In terms of research contribution, after the Dual-stage License Plate Recognition Model (DLPR) proposed by this study used the PVLP dataset provided by company A in Taiwan’s data processing industry to train license plate location and license plate character recognition, the final accuracy of license plate recognition could reach 97.56% in the PVLP dataset, and FPS > 21. Besides, this study also performed tests on the AOLP dataset and compared it with its related research; the results indicated that the license plate accuracy for all of the AOLP subdatasets gathered in the DLPR model was the best, with an average of 97.70%, and FPS could reach 62.93. Consequently, the DLPR model can be applied to the license plate recognition of the real-time image stream in the future and assist Taiwan’s data processing industry in improving not only the accuracy of license plate recognition in photos of traffic violations but also the performance of traffic service operations. In this study, DLPR adopted three major processes: license plate location, skew correction, and character recognition. In particular, the character recognition applied an end-to-end segmentation-free character recognition method based on CRNN, having good recognition accuracy for the precisely located and skew-corrected license plate snapshot images. Therefore, when it was practically applied to the license plate recognition using cellphone cameras, it could correctly recognize license plate characters from the license plate images with different angles.

Still, there is a research limitation in this study. This study used the undisclosed PVLP dataset to train the license plate recognition model as well as the AOLP dataset to test the license plate recognition model.
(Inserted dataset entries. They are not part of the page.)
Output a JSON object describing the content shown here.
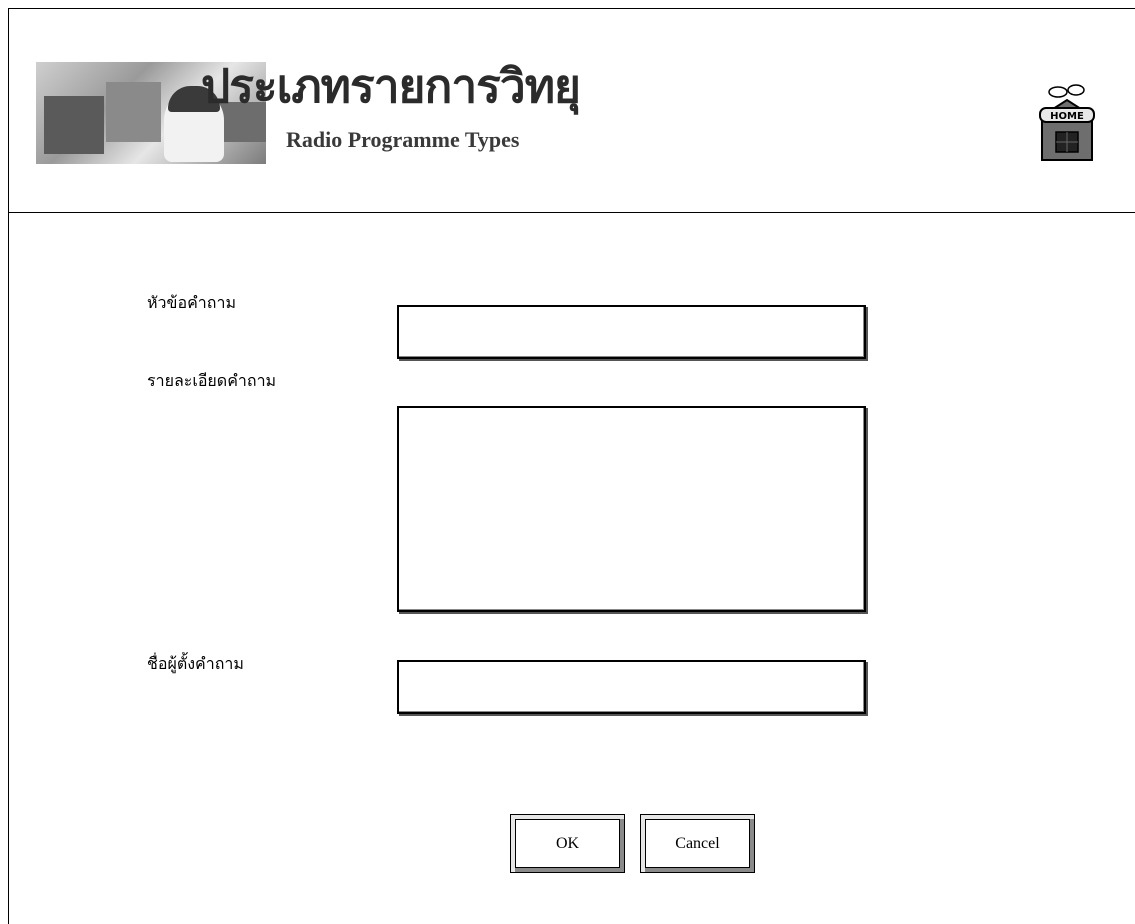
{
  "header": {
    "banner_title_thai": "ประเภทรายการวิทยุ",
    "banner_title_english": "Radio Programme Types",
    "home_label": "HOME"
  },
  "form": {
    "subject_label": "หัวข้อคำถาม",
    "subject_value": "",
    "detail_label": "รายละเอียดคำถาม",
    "detail_value": "",
    "author_label": "ชื่อผู้ตั้งคำถาม",
    "author_value": ""
  },
  "buttons": {
    "ok_label": "OK",
    "cancel_label": "Cancel"
  }
}
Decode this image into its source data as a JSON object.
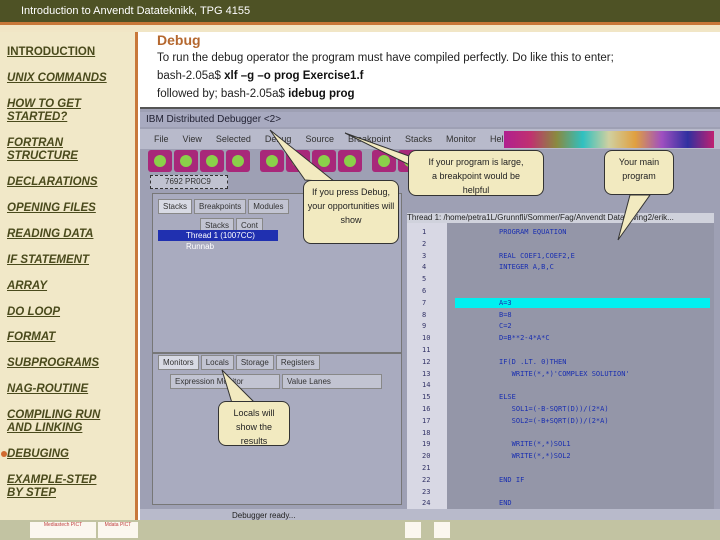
{
  "header": {
    "title": "Introduction to Anvendt Datateknikk, TPG 4155"
  },
  "sidebar": {
    "items": [
      "INTRODUCTION",
      "UNIX COMMANDS",
      "HOW TO GET STARTED?",
      "FORTRAN STRUCTURE",
      "DECLARATIONS",
      "OPENING FILES",
      "READING DATA",
      "IF STATEMENT",
      "ARRAY",
      "DO LOOP",
      "FORMAT",
      "SUBPROGRAMS",
      "NAG-ROUTINE",
      "COMPILING RUN AND LINKING",
      "DEBUGING",
      "EXAMPLE-STEP BY STEP"
    ],
    "active": "DEBUGING"
  },
  "main": {
    "title": "Debug",
    "line1": "To run the debug operator the program must have compiled perfectly. Do like this to enter;",
    "line2_prefix": "bash-2.05a$ ",
    "line2_cmd": "xlf –g –o prog Exercise1.f",
    "line3_prefix": "followed by; bash-2.05a$ ",
    "line3_cmd": "idebug prog"
  },
  "debugger": {
    "title": "IBM Distributed Debugger <2>",
    "menu": [
      "File",
      "View",
      "Selected",
      "Debug",
      "Source",
      "Breakpoint",
      "Stacks",
      "Monitor",
      "Help"
    ],
    "process": "7692 PR0C9",
    "left_tabs": [
      "Stacks",
      "Breakpoints",
      "Modules"
    ],
    "stack_cols": [
      "Stacks",
      "Cont"
    ],
    "thread": "Thread 1 (1007CC) Runnab",
    "bottom_tabs": [
      "Monitors",
      "Locals",
      "Storage",
      "Registers"
    ],
    "monitor_cols": [
      "Expression Monitor",
      "Value Lanes"
    ],
    "path": "Thread 1: /home/petra1L/Grunnfli/Sommer/Fag/Anvendt Data/Oving2/erik...",
    "code": [
      [
        "1",
        "PROGRAM EQUATION"
      ],
      [
        "2",
        ""
      ],
      [
        "3",
        "REAL COEF1,COEF2,E"
      ],
      [
        "4",
        "INTEGER A,B,C"
      ],
      [
        "5",
        ""
      ],
      [
        "6",
        ""
      ],
      [
        "7",
        "A=3"
      ],
      [
        "8",
        "B=8"
      ],
      [
        "9",
        "C=2"
      ],
      [
        "10",
        "D=B**2-4*A*C"
      ],
      [
        "11",
        ""
      ],
      [
        "12",
        "IF(D .LT. 0)THEN"
      ],
      [
        "13",
        "   WRITE(*,*)'COMPLEX SOLUTION'"
      ],
      [
        "14",
        ""
      ],
      [
        "15",
        "ELSE"
      ],
      [
        "16",
        "   SOL1=(-B-SQRT(D))/(2*A)"
      ],
      [
        "17",
        "   SOL2=(-B+SQRT(D))/(2*A)"
      ],
      [
        "18",
        ""
      ],
      [
        "19",
        "   WRITE(*,*)SOL1"
      ],
      [
        "20",
        "   WRITE(*,*)SOL2"
      ],
      [
        "21",
        ""
      ],
      [
        "22",
        "END IF"
      ],
      [
        "23",
        ""
      ],
      [
        "24",
        "END"
      ]
    ],
    "current_line": "7",
    "status": "Debugger ready..."
  },
  "callouts": {
    "debug": "If you press Debug, your opportunities will show",
    "breakpoint": "If your program is large, a breakpoint would be helpful",
    "main": "Your main program",
    "locals": "Locals will show the results"
  },
  "footer": {
    "logo1": "Mediastech PICT",
    "logo2": "Mdata PICT"
  }
}
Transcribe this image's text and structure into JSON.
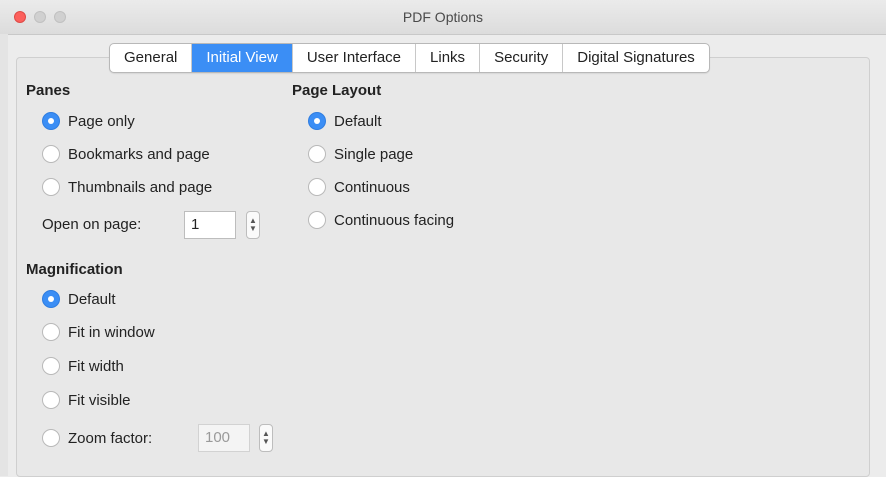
{
  "window": {
    "title": "PDF Options"
  },
  "tabs": [
    {
      "label": "General",
      "active": false
    },
    {
      "label": "Initial View",
      "active": true
    },
    {
      "label": "User Interface",
      "active": false
    },
    {
      "label": "Links",
      "active": false
    },
    {
      "label": "Security",
      "active": false
    },
    {
      "label": "Digital Signatures",
      "active": false
    }
  ],
  "panes": {
    "heading": "Panes",
    "options": [
      {
        "label": "Page only",
        "selected": true
      },
      {
        "label": "Bookmarks and page",
        "selected": false
      },
      {
        "label": "Thumbnails and page",
        "selected": false
      }
    ],
    "open_on_page_label": "Open on page:",
    "open_on_page_value": "1"
  },
  "page_layout": {
    "heading": "Page Layout",
    "options": [
      {
        "label": "Default",
        "selected": true
      },
      {
        "label": "Single page",
        "selected": false
      },
      {
        "label": "Continuous",
        "selected": false
      },
      {
        "label": "Continuous facing",
        "selected": false
      }
    ]
  },
  "magnification": {
    "heading": "Magnification",
    "options": [
      {
        "label": "Default",
        "selected": true
      },
      {
        "label": "Fit in window",
        "selected": false
      },
      {
        "label": "Fit width",
        "selected": false
      },
      {
        "label": "Fit visible",
        "selected": false
      },
      {
        "label": "Zoom factor:",
        "selected": false
      }
    ],
    "zoom_value": "100"
  },
  "colors": {
    "accent": "#3b8ef5"
  }
}
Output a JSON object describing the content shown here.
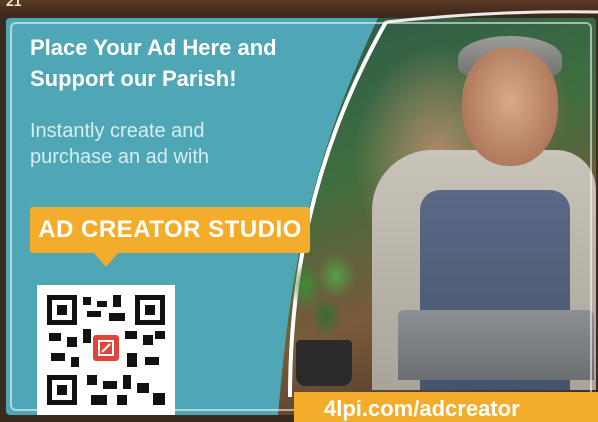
{
  "top_strip": {
    "text": "21"
  },
  "ad": {
    "headline_line1": "Place Your Ad Here and",
    "headline_line2": "Support our Parish!",
    "subtext_line1": "Instantly create and",
    "subtext_line2": "purchase an ad with",
    "cta_label": "AD CREATOR STUDIO",
    "url": "4lpi.com/adcreator"
  },
  "colors": {
    "panel": "#4fa6b5",
    "accent": "#f4ad2b",
    "frame": "#3b2a1f"
  },
  "icons": {
    "qr": "qr-code-icon"
  }
}
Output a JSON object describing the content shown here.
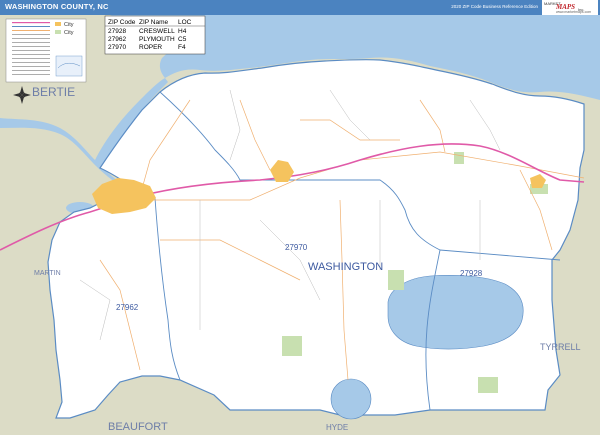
{
  "header": {
    "title": "WASHINGTON COUNTY, NC",
    "edition": "2020 ZIP Code Business Reference Edition",
    "logo_line1": "MARKET",
    "logo_line2": "MAPS",
    "logo_line3": "Inc.",
    "logo_line4": "www.marketmaps.com"
  },
  "legend_labels": {
    "city": "City",
    "city2": "City"
  },
  "zip_table": {
    "headers": [
      "ZIP Code",
      "ZIP Name",
      "LOC"
    ],
    "rows": [
      [
        "27928",
        "CRESWELL",
        "H4"
      ],
      [
        "27962",
        "PLYMOUTH",
        "C5"
      ],
      [
        "27970",
        "ROPER",
        "F4"
      ]
    ]
  },
  "map_labels": {
    "county": "WASHINGTON",
    "bertie": "BERTIE",
    "martin": "MARTIN",
    "tyrrell": "TYRRELL",
    "beaufort": "BEAUFORT",
    "hyde": "HYDE",
    "zip_27970": "27970",
    "zip_27962": "27962",
    "zip_27928": "27928"
  },
  "colors": {
    "water": "#a6c9e8",
    "land_outside": "#dcdcc6",
    "county": "#ffffff",
    "boundary": "#5b8cc4",
    "highway": "#e05aa8",
    "road": "#f0b070",
    "city": "#f5c35e",
    "park": "#c8e0b0",
    "header": "#4b83c0"
  }
}
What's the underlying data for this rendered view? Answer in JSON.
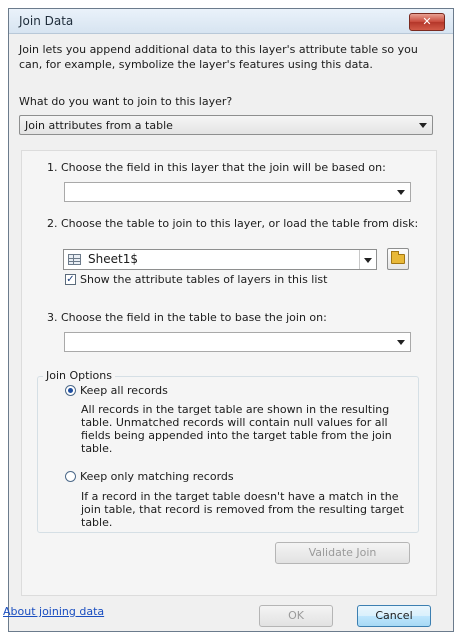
{
  "window": {
    "title": "Join Data",
    "close_glyph": "✕"
  },
  "intro": {
    "description": "Join lets you append additional data to this layer's attribute table so you can, for example, symbolize the layer's features using this data.",
    "question": "What do you want to join to this layer?",
    "join_type_value": "Join attributes from a table"
  },
  "step1": {
    "label": "1.  Choose the field in this layer that the join will be based on:",
    "value": ""
  },
  "step2": {
    "label": "2.  Choose the table to join to this layer, or load the table from disk:",
    "table_value": "Sheet1$",
    "table_icon": "table-icon",
    "browse_icon": "folder-open-icon",
    "show_layers_checked": true,
    "show_layers_label": "Show the attribute tables of layers in this list"
  },
  "step3": {
    "label": "3.  Choose the field in the table to base the join on:",
    "value": ""
  },
  "join_options": {
    "title": "Join Options",
    "keep_all": {
      "selected": true,
      "label": "Keep all records",
      "description": "All records in the target table are shown in the resulting table. Unmatched records will contain null values for all fields being appended into the target table from the join table."
    },
    "keep_matching": {
      "selected": false,
      "label": "Keep only matching records",
      "description": "If a record in the target table doesn't have a match in the join table, that record is removed from the resulting target table."
    }
  },
  "buttons": {
    "validate": "Validate Join",
    "ok": "OK",
    "cancel": "Cancel"
  },
  "links": {
    "about": "About joining data"
  }
}
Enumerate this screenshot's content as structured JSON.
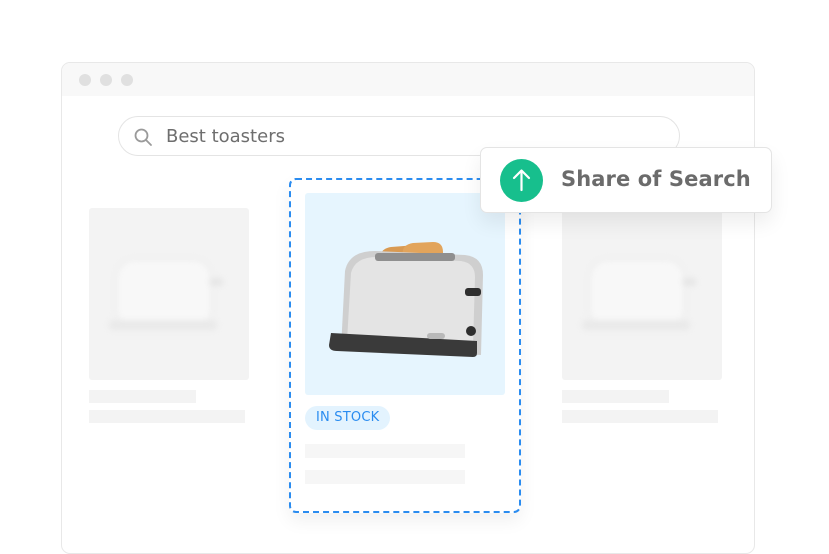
{
  "window": {
    "controls": [
      "close-dot",
      "minimize-dot",
      "maximize-dot"
    ]
  },
  "search": {
    "icon": "search-icon",
    "value": "Best toasters"
  },
  "products": [
    {
      "state": "placeholder",
      "image": "toaster-blurred"
    },
    {
      "state": "highlighted",
      "image": "toaster",
      "badge": "IN STOCK"
    },
    {
      "state": "placeholder",
      "image": "toaster-blurred"
    }
  ],
  "popover": {
    "icon": "arrow-up-icon",
    "label": "Share of Search"
  },
  "colors": {
    "accent_blue": "#2a8cf0",
    "success_green": "#17bf8d",
    "highlight_bg": "#e6f5fe",
    "placeholder_gray": "#f3f3f3"
  }
}
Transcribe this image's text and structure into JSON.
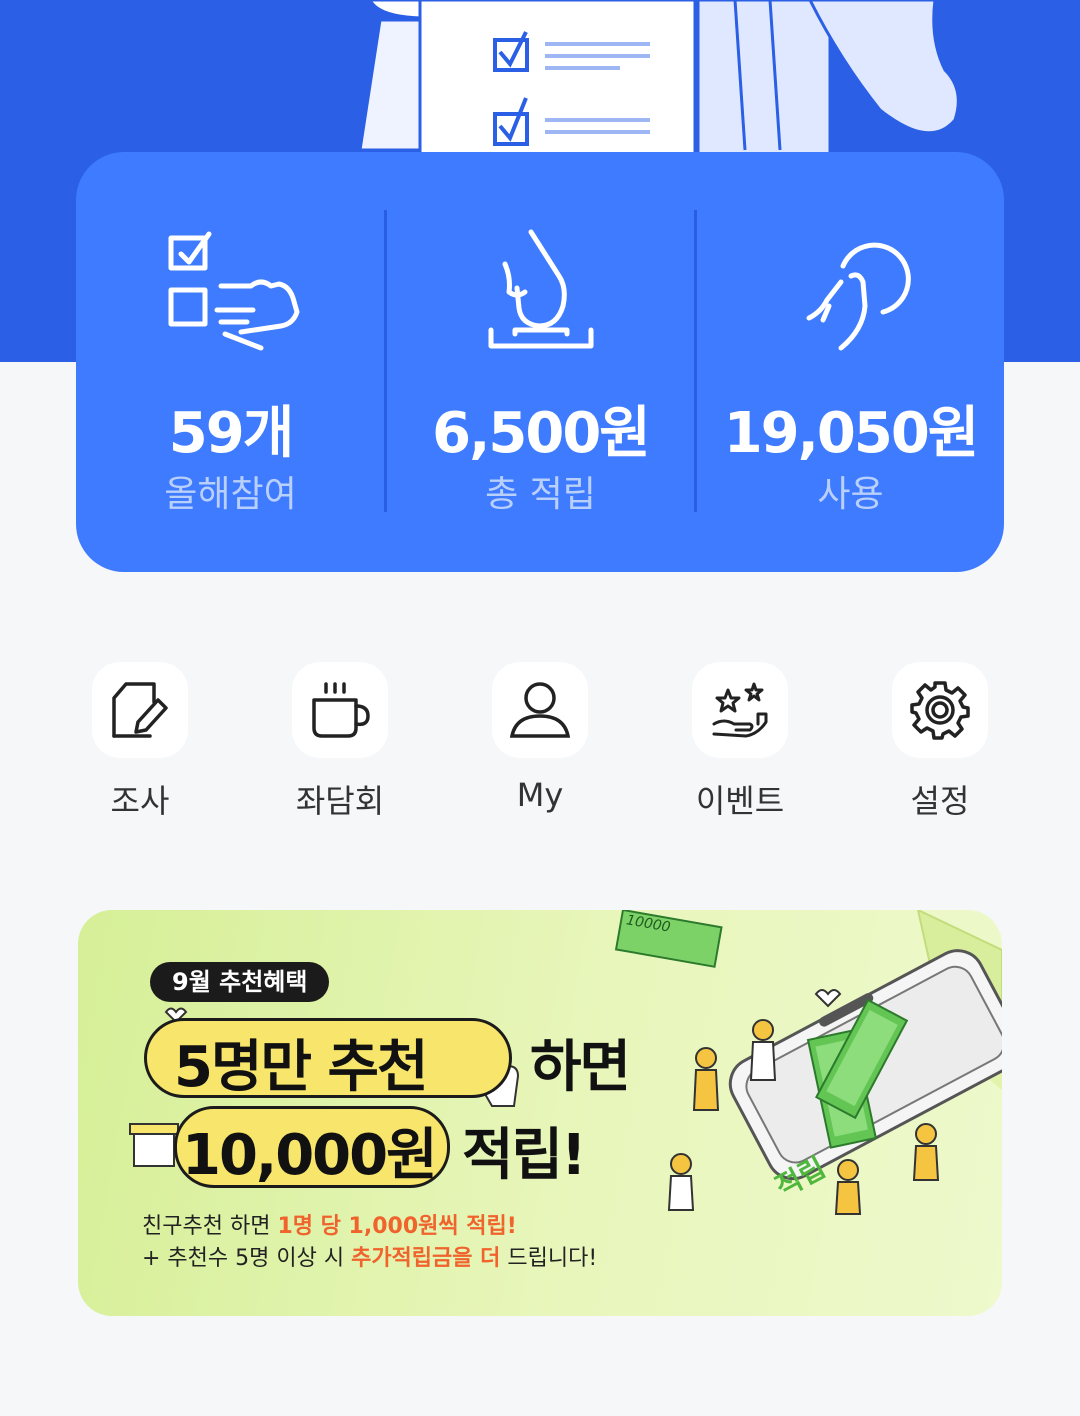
{
  "stats": [
    {
      "value": "59개",
      "label": "올해참여",
      "icon": "checklist-hand-icon"
    },
    {
      "value": "6,500원",
      "label": "총 적립",
      "icon": "deposit-hand-icon"
    },
    {
      "value": "19,050원",
      "label": "사용",
      "icon": "coin-hand-icon"
    }
  ],
  "menu": [
    {
      "label": "조사",
      "icon": "survey-edit-icon"
    },
    {
      "label": "좌담회",
      "icon": "coffee-cup-icon"
    },
    {
      "label": "My",
      "icon": "user-icon"
    },
    {
      "label": "이벤트",
      "icon": "event-stars-hand-icon"
    },
    {
      "label": "설정",
      "icon": "gear-icon"
    }
  ],
  "banner": {
    "badge": "9월 추천혜택",
    "headline1": "5명만 추천",
    "headline1_suffix": "하면",
    "headline2": "10,000원",
    "headline2_suffix": "적립!",
    "line1_prefix": "친구추천 하면 ",
    "line1_highlight": "1명 당 1,000원씩 적립!",
    "line2_prefix": "+ 추천수 5명 이상 시 ",
    "line2_highlight": "추가적립금을 더",
    "line2_suffix": " 드립니다!",
    "bill_text": "10000",
    "phone_text": "적립"
  },
  "colors": {
    "hero_bg": "#2a5fe6",
    "card_bg": "#3f7bff",
    "label_color": "#b9cffc",
    "highlight": "#f0632d",
    "pill_yellow": "#f8e56b"
  }
}
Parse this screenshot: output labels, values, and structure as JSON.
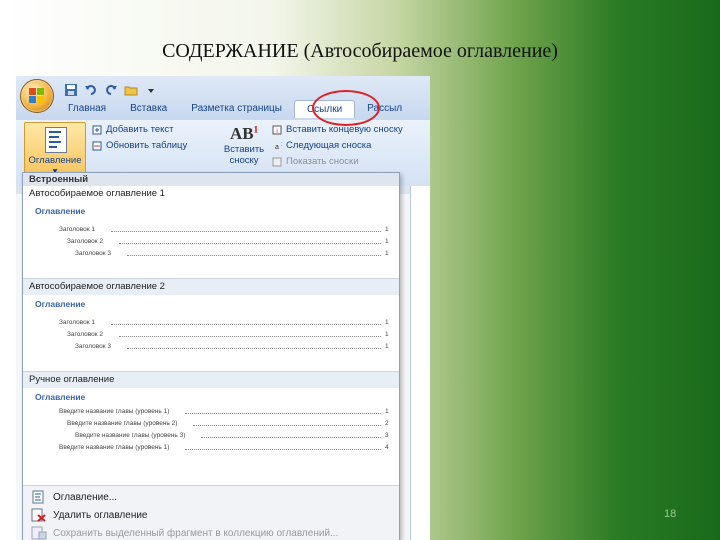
{
  "slide": {
    "title": "СОДЕРЖАНИЕ (Автособираемое оглавление)",
    "page_number": "18"
  },
  "ribbon": {
    "tabs": [
      {
        "label": "Главная"
      },
      {
        "label": "Вставка"
      },
      {
        "label": "Разметка страницы"
      },
      {
        "label": "Ссылки"
      },
      {
        "label": "Рассыл"
      }
    ],
    "active_tab": "Ссылки",
    "toc_button": {
      "label": "Оглавление",
      "arrow": "▾"
    },
    "add_text": "Добавить текст",
    "update_table": "Обновить таблицу",
    "insert_footnote": {
      "line1": "Вставить",
      "line2": "сноску"
    },
    "insert_endnote": "Вставить концевую сноску",
    "next_footnote": "Следующая сноска",
    "show_notes": "Показать сноски"
  },
  "dropdown": {
    "section_builtin": "Встроенный",
    "galleries": [
      {
        "title": "Автособираемое оглавление 1",
        "heading": "Оглавление",
        "entries": [
          {
            "text": "Заголовок 1",
            "page": "1",
            "level": 1
          },
          {
            "text": "Заголовок 2",
            "page": "1",
            "level": 2
          },
          {
            "text": "Заголовок 3",
            "page": "1",
            "level": 3
          }
        ]
      },
      {
        "title": "Автособираемое оглавление 2",
        "heading": "Оглавление",
        "entries": [
          {
            "text": "Заголовок 1",
            "page": "1",
            "level": 1
          },
          {
            "text": "Заголовок 2",
            "page": "1",
            "level": 2
          },
          {
            "text": "Заголовок 3",
            "page": "1",
            "level": 3
          }
        ]
      },
      {
        "title": "Ручное оглавление",
        "heading": "Оглавление",
        "entries": [
          {
            "text": "Введите название главы (уровень 1)",
            "page": "1",
            "level": 1
          },
          {
            "text": "Введите название главы (уровень 2)",
            "page": "2",
            "level": 2
          },
          {
            "text": "Введите название главы (уровень 3)",
            "page": "3",
            "level": 3
          },
          {
            "text": "Введите название главы (уровень 1)",
            "page": "4",
            "level": 1
          }
        ]
      }
    ],
    "menu": [
      {
        "label": "Оглавление...",
        "enabled": true,
        "icon": "toc-dialog-icon"
      },
      {
        "label": "Удалить оглавление",
        "enabled": true,
        "icon": "remove-toc-icon"
      },
      {
        "label": "Сохранить выделенный фрагмент в коллекцию оглавлений...",
        "enabled": false,
        "icon": "save-selection-icon"
      }
    ]
  },
  "colors": {
    "accent_circle": "#e02020",
    "toc_heading": "#3a66a8",
    "ribbon_text": "#15428b"
  }
}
In the AOLP dataset, a team was established to record and classify license plates in various real environments according to specific criteria, and these detailed parameters were sufficient enough to allow the license plate recognition model to improve its ability of license plate recognition in some specific environments. Nonetheless, the current PVLP dataset cannot provide detailed parameters related to the license plate samples, and it can only provide three subdatasets for the preliminary classification. Hence, the establishment of a license plate dataset with detailed classification parameters will be of great help to the study of license plate recognition. Future research on this field will help the PVLP dataset construct a complete record of license plate parameters and focus on the study of license plate recognition in more complex environments.

Data Availability

Data are available upon request to the authors. The data source is obtained from the questionnaire analysis of the author’s research.

Conflicts of Interest

The authors declare that they have no conflicts of interest.